If you are familiar with the 6 degrees of separation you know how connected the world is.

Yet that two strangers can find a connection, doesn’t necessarily means that we are always a few steps away from the information we need.

When you can’t find the right links in the organization, that becomes a problem.

The transfer barrier: people are not able to work with people they don’t know well.

There is no use in finding the knowledge if you can’t share it. Most of the time these are the factors that get in the way.

Tacit knowledge: is hard to transfer.

This kind of knowledge just makes transfer hard.

Tacit knowledge refers to information that is hard to articulate orally, in writing, code, manuals or other form. Explicit knowledge, on the other hand, can easily be articulated.

For example a formula like E = mc^2 is a form of explicit knowledge.

An intuition or a guide on how to negotiate effectively with a client, are harder to transfer because of the nature of the knowledge: experiential, gut feeling, etc.

It is easier to collaborate when people deal with straightforward, well documented, technical knowledge or clean and reliable market data.

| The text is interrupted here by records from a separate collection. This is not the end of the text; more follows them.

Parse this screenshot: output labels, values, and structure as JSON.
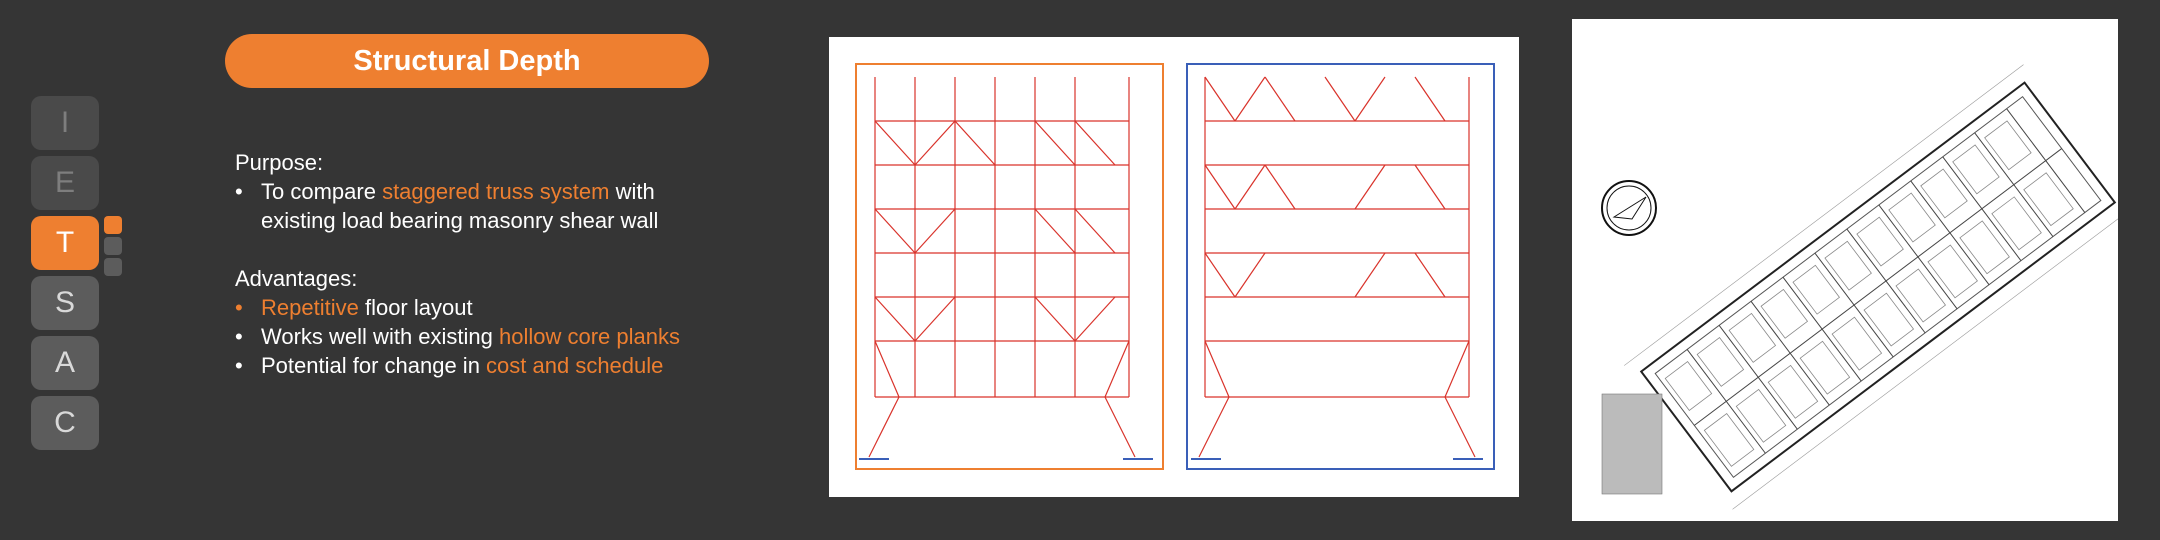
{
  "nav": {
    "items": [
      {
        "letter": "I",
        "state": "dim"
      },
      {
        "letter": "E",
        "state": "dim"
      },
      {
        "letter": "T",
        "state": "active"
      },
      {
        "letter": "S",
        "state": "normal"
      },
      {
        "letter": "A",
        "state": "normal"
      },
      {
        "letter": "C",
        "state": "normal"
      }
    ]
  },
  "title": "Structural Depth",
  "purpose": {
    "heading": "Purpose:",
    "line1_pre": "To compare ",
    "line1_highlight": "staggered truss system",
    "line1_post": " with",
    "line2": "existing load bearing masonry shear wall"
  },
  "advantages": {
    "heading": "Advantages:",
    "items": [
      {
        "highlight_first": "Repetitive",
        "rest": " floor layout"
      },
      {
        "pre": "Works well with existing ",
        "highlight": "hollow core planks"
      },
      {
        "pre": "Potential for change in ",
        "highlight": "cost and schedule"
      }
    ]
  },
  "colors": {
    "accent": "#ee7f30",
    "background": "#353535",
    "truss_red": "#d9332b",
    "frame_blue": "#3a5fb8"
  },
  "icons": {
    "bullet": "•",
    "north_arrow": "north-arrow-icon"
  }
}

It is much harder to collaborate when dealing with novel and poorly understood technologies, ambiguous market data or intuitions about where the market is moving.

No common framework: we don’t know how to work together

When people don’t know each other, they don’t have common frame from where to collaborate.

This means, they don’t really have an understanding about each other’s working habits, their ways of doing things, a liking for each other or appreciation for each other’s moods.

To give an example, have you ever had that friend or colleague tell you about someone else: “He is a nice guy, once you get to know him.” If you have, then you know what I mean.

This connections may as well be the difference between average and exceptional performance.

It is the missing ingredient to most collaboration efforts.

Weak ties: no strong relations to ease transfer.

People find it hard to transfer knowledge when they don’t know each other well (a weak tie).

They need strong ties, relationships where people talk often a have a close working associations.

When you have weak ties, people don’t know how to work together.

Some examples could be: they may not share the same terminology and ways of phrasing problems or don’t know how to communicate subtle but important points, or even what information may be most valuable to the other person.


If some of these barriers and their underlying causes sounded familiar, you are not alone.

A huge number of companies today struggle with this same barriers daily.

The organizations that get ahead are the ones that understand them and do something about them. Now, you can be one of them.

Collaboration is not something that “just happens”, it is something you can nurture and grow in your organization. It is a skill and you can learn. Just understanding the contexts and research behind it, is an immediate competitive advantage.